Thank You, Dick Foam
Things are…better. I’m cautious about using that word, but I suppose you can look at the objective signs of recovery: I get out of bed every day, I can usually manage to do something productive for at least the first half of the day before I hit the wall, and while things suck now, I am still aware that they will get better at some undetermined date in the future. So, that’s something.
I also have little moments of grim humor. Yesterday I misread the cast list for an old movie and thought the actor Dick Faran was named Dick Foam. This led to a moment where I decided to Google “Dick Foam” (I don’t recommend you do that) and then spent a long puzzled moment not understanding why his name didn’t come up on IMDB. Finally, it occurred to me that my tired eyes actually blurred the letters and there was no wonderful human named Dick Foam. And I laughed. Out loud. That felt ridiculously good. I also had a similar moment this weekend where I went out on an errand, and listened to the Rolling Stones’ song “Start Me Up” in the car, and the combination of that song plus the feel of hot sun on my skin was deeply cathartic. I felt like a normal human being again, and it made me recognize how rare that feeling has become lately. Jon and I were talking later, and decided that the words “Dick Foam” would become our catchphrase for a moment when you can forget the whole sordid mess for a second and just feel better. Every time it happens, we’re gonna thank Dick Foam, the patron saint of momentary pauses in our suffering (and something less saintly, but Google him for that one).

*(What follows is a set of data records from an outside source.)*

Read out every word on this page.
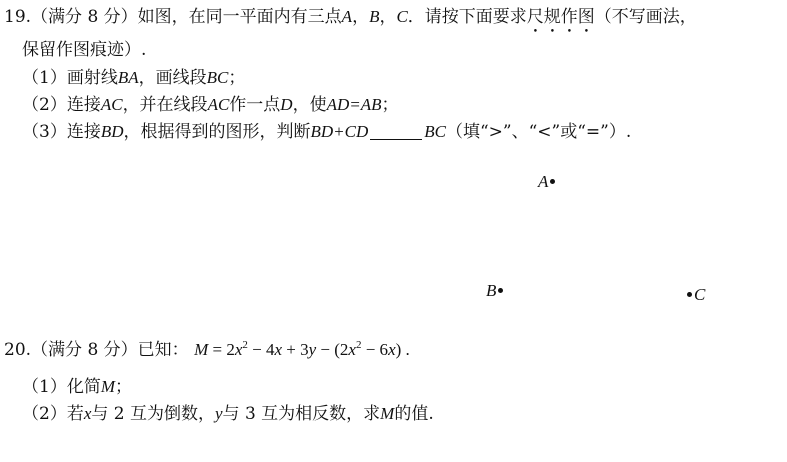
19.（满分 8 分）如图，在同一平面内有三点A，B，C．请按下面要求尺规作图（不写画法，
保留作图痕迹）.
（1）画射线BA，画线段BC；
（2）连接AC，并在线段AC作一点D，使AD=AB；
（3）连接BD，根据得到的图形，判断BD+CD	BC（填“>”、“<”或“=”）.
A
B	C
20.（满分 8 分）已知： $M = 2x^2 - 4x + 3y - (2x^2 - 6x)$ .
（1）化简M；
（2）若x与 2 互为倒数，y与 3 互为相反数，求M的值.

Now I’m in a bit of limbo – I am conscious of the fact that I’m not ready to get pregnant again (and hey, it might not even be possible), but also mindful of the fact that sooner would be better than later (hello 37th birthday!). Eventually I am going to have to move forward with this process, whatever that means at this point. To start with, I have a lot of work to do. After what happened with the D&C, it is clear that I need to change my infertility doctor (who, in the middle of my miscarriage, refused to see me on the grounds that “she’d discharged me” to OB so I was their problem), my OB clinic (which doesn’t even have an ultrasound machine), and the hospital where I was planning to deliver. That’s a lot of new medical expertise to track down and try out. I also have to decide if I want to try any assisted reproduction treatments – I was just being evaluated for that when I got pregnant, and I have no idea if I really need it or if I can do it on my own again. I’m still being monitored for my condition so I need to follow up on that as well. It all just sounds so exhausting when I write it down, and frankly, right now, my motivation is at its lowest ebb yet. What I actually want to do is avoid all medical personnel for a while, and just let things drift for a month or two. Drifting is the most painless way to be right now – it keeps me from the pain of trying and failing and it gives me a little space to breathe and remember what I used to be like.
This is what infertility does – it takes over your life. I’m hoping that anyone reading this who doesn’t understand about infertility but does know me will get that. You remember what I used to be like, right? I was not a person who obsessed about this kind of thing. And yet: look what has happened, in just under a year. I’m not unique at all – in fact, my reaction is downright common. But this is what this process can do to you. You have to fight it pretty hard to get yourself back.